Profile: British American sells more than 300 tobacco brands in 180 countries and holds leadership positions in 50 of its markets, making it the third-largest global cigarette player behind China National Tobacco and Philip Morris International. The majority of its sales are generated outside of Britain and America. British American's cigarette brands include Dunhill, Kent, Pall Mall, and Lucky Strike. The firm also sells roll-your-own and smokeless tobacco products. British American holds a 42% stake in Reynolds American.
Strategy: British American is focussed on expanding its footprint in developing markets with favourable growth prospects, both through internal growth and acquisitions. The firm aims to achieve this growth through niche brands in individual markets, but also through its international focus brands: Dunhill, Kent, Pall Mall, and Lucky Strike.
Bulls Say
1. British American is geographically diverse, with a strong presence in Western Europe, Latin America, the Middle East, and Asia. Only a small proportion of the firm's earnings are derived in the mature markets of Britain and the US.

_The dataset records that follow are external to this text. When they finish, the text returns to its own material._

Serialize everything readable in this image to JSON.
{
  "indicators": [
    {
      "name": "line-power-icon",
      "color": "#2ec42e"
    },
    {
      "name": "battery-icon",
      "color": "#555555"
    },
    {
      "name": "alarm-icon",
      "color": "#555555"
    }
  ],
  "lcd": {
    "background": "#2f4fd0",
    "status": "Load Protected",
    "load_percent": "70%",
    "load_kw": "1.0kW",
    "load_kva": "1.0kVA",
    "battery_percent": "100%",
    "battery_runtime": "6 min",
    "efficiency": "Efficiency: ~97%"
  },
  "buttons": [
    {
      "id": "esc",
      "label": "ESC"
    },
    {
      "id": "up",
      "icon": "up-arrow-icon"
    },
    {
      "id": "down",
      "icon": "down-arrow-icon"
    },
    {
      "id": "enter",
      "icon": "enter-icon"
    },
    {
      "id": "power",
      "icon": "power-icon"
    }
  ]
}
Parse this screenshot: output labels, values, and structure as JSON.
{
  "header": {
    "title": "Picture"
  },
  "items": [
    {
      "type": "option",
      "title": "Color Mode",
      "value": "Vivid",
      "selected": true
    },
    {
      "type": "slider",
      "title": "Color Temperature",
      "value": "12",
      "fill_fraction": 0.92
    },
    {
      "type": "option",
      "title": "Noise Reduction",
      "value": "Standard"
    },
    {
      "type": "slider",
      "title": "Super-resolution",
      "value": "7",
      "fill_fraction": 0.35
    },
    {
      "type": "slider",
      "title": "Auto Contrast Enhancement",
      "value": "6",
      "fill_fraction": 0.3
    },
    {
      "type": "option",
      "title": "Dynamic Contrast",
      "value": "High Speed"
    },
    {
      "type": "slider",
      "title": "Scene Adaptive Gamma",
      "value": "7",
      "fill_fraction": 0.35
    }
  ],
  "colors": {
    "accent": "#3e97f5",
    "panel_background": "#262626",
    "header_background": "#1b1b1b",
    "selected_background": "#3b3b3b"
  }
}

2. Global volume is split about equally among premium, mid-price, and value products, so the firm should be well positioned to capture share as secular and cyclical shifts in consumer preferences occur.
3. British American claimed around 13% of the market outside the US in 2009, led by its Pall Mall, Kent, Dunhill, and Lucky Strike brands.
4. Through its acquisition of Skandinavisk and its test-marketing of snus, British American is targeting adjacent tobacco categories with attractive growth potential.
5. The firm has a strong record of returning value to shareholders through dividends and share repurchases.
Bears Say
1. Higher tobacco excise taxes could be on the horizon, as governments around the world grapple with softening tax receipts. An increase in taxes would pressure sales volume.
2. Although we think British American benefits from the breadth of its product portfolio, continued trading down by consumers to lower-margin subpremium products would be detrimental to the firm's profitability.
3. British American's operating margins are lower than those of some of its competitors because of a higher average cost of production as a result of its smaller, niche brands.
4. We think the Chinese market, the largest in the world, will remain effectively closed to overseas firms for the foreseeable future, as the government is likely to be reluctant to loosen its grip on this profitable industry.